Just across the narrow valley due south of Kientzheim is Ammerschwihr, where the Grand Cru Kaefferkopf lies. Like the Grand Cru Schlossberg it has primarily granitic soil, but there the similarity ends. It was designated a Grand Cru only in 2006. (The first Alsatian Grands Crus were officially designated in 1983.) Planted with a bare majority of Gewurztraminer, Riesling is only the second most planted varietal. And again, unlike the Schlossberg, its orientation is to the east. Wines from here are produced as varietal wines, or as a specific blend. The label on the blend will read “Kaefferkopf” (as opposed to the bottle’s quality designation “Appellation Kaefferkopf Controlee”), and it will consist of a bare majority of Gewurztraminer (40-60%), with 10-40% Riesling, and up to 30% Pinot Gris, if used at all.

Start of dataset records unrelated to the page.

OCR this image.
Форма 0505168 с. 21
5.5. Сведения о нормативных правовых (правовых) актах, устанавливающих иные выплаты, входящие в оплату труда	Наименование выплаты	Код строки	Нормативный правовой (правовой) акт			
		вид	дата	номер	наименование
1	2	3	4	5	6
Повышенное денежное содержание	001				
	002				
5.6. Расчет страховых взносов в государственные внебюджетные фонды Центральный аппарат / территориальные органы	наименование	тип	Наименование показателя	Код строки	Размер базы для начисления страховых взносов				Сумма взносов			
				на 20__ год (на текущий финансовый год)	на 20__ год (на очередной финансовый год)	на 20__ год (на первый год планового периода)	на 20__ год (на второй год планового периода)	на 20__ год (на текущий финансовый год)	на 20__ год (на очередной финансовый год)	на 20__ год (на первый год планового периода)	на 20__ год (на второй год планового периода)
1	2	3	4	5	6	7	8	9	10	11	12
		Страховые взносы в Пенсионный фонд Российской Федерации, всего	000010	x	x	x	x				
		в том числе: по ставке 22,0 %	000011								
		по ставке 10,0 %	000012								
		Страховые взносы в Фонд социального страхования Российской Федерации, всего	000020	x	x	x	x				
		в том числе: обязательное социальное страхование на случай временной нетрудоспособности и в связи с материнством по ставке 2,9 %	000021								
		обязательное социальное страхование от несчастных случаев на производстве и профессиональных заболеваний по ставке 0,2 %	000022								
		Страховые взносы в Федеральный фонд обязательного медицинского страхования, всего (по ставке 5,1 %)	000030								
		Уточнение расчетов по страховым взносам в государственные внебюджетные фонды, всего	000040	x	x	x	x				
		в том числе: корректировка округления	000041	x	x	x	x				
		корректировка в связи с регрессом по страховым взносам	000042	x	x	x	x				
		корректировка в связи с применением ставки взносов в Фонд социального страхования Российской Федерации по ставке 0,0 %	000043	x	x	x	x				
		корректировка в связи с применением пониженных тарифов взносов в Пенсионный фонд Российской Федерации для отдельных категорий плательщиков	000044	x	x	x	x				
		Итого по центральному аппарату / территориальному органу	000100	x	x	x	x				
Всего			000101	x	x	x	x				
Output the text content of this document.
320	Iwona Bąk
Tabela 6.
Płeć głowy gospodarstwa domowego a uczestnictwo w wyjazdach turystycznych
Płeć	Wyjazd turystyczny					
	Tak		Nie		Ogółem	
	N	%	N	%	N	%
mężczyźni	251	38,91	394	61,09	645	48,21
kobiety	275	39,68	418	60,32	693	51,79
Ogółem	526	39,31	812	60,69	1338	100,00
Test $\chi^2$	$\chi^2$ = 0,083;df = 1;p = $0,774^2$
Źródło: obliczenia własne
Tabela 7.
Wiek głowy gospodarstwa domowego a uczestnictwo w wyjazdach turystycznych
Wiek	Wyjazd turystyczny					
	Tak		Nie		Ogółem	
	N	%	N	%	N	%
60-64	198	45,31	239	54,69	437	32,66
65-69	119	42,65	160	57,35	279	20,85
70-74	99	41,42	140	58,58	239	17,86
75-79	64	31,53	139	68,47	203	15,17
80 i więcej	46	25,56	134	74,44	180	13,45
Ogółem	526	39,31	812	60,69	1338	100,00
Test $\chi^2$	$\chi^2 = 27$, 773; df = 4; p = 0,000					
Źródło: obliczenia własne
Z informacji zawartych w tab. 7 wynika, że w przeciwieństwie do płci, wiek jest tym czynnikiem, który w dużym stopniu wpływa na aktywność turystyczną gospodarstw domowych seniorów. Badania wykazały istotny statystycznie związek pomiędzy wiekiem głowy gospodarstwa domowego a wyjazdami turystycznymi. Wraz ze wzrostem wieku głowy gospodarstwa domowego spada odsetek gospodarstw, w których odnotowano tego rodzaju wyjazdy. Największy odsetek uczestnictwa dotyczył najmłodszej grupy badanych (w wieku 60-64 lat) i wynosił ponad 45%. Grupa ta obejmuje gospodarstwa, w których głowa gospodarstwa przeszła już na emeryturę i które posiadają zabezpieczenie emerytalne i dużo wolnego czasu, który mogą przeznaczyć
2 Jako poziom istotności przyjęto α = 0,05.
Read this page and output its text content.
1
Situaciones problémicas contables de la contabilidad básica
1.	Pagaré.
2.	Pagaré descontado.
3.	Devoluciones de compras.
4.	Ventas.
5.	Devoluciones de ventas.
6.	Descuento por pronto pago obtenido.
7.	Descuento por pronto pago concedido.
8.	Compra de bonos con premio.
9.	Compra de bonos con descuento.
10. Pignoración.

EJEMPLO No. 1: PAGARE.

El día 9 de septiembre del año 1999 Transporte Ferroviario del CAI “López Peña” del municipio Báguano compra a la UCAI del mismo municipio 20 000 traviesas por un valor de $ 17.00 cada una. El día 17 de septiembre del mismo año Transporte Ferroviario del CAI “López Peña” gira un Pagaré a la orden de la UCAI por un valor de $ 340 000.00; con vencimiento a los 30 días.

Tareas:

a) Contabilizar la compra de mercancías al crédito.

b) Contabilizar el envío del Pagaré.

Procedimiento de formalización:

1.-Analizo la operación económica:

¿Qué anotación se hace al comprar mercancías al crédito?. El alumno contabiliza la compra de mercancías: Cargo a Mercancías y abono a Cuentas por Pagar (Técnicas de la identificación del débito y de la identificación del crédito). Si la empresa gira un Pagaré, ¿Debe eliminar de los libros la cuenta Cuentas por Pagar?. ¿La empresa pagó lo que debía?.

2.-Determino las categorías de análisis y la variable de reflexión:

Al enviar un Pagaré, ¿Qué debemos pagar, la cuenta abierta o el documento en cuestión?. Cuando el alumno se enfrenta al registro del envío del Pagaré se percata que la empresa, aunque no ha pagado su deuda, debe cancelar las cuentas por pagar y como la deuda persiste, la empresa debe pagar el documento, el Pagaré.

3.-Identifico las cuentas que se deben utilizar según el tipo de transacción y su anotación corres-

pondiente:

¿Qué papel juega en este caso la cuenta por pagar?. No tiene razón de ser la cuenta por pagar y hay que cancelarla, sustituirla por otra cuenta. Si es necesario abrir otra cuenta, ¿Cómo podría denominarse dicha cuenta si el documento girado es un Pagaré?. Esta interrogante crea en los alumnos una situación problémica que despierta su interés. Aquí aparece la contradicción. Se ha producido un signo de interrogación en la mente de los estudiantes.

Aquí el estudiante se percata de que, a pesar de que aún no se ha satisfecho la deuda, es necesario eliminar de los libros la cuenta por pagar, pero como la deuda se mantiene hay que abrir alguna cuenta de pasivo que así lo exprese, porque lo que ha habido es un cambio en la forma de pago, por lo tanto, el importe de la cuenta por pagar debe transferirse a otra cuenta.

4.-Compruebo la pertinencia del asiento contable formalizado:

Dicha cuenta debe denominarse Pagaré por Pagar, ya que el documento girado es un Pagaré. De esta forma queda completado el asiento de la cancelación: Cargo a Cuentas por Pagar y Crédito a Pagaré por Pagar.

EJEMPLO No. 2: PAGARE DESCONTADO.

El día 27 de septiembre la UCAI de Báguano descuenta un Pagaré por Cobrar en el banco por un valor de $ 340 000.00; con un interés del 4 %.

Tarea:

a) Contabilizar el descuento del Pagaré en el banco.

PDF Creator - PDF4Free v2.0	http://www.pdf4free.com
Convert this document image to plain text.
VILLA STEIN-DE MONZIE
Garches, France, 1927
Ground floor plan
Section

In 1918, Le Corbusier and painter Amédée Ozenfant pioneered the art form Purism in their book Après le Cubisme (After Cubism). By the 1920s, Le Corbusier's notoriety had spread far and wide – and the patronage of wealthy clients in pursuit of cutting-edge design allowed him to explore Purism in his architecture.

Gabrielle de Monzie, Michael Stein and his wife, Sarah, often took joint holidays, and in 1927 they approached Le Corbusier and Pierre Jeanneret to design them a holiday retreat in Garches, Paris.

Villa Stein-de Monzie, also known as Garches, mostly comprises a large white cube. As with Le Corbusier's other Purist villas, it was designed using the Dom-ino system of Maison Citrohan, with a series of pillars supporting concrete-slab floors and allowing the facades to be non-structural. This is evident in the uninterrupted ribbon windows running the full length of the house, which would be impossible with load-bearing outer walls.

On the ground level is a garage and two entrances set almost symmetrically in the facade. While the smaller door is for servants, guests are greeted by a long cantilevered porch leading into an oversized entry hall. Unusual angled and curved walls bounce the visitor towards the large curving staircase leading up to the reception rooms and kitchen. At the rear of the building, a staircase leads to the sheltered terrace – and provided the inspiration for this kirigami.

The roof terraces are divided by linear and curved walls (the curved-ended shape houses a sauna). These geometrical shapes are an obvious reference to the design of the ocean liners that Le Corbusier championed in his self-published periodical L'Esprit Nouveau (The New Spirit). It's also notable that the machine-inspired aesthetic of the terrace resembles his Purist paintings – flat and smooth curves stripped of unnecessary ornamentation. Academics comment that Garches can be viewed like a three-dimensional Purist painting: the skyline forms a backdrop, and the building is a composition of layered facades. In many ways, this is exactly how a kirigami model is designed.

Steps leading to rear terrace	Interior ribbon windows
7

Most of the information in this post came from a great resource on Alsatian wines: http://www.vinsalsace.com/fr/grands-crus/pure-expression/

 What I Tasted

2015 Pinot Blanc, Cotes de Kaysersberg, Appellation Alsace Controlee, Domaine Bernard Haas & Fils (Kaysersberg): A dry white wine with medium minus gold color; a tart, fruity nose with a whiff of smoke, and peach and green grape flavors with hint of smoke; a tart finish with medium plus acidity.

2014 Gewurztraminer, Grand Cru Kaefferkopf, Appellation Alsace Grand Cru Controlee, Schneider (Ammerschwihr): A dry white wine with medium gold color; a floral nose, reminiscent of roses, and a fruity, lychee-like scent; floral, exotic fruits, and spicy flavors; mild acidity.

2011 Riesling, Grand Cru Schoenenbourg, Appellation Alsace Grand Cru Controlee, Maison Regine Zimmer (Riquewihr): A dry white wine with medium gold color; citrus nose, with mineral, green apple and citrus flavors; high acidity.

2009 Riesling, Grand Cru Schoenenbourg, Appellation Alsace Grand Cru Controlee, Maison Regine Zimmer: A dry white wine with rich medium gold color; nose of melon and honey, with flavors of honey, melon, spice and smoke.  This wine had layers of flavors with a medium mouthfeel and medium acidity.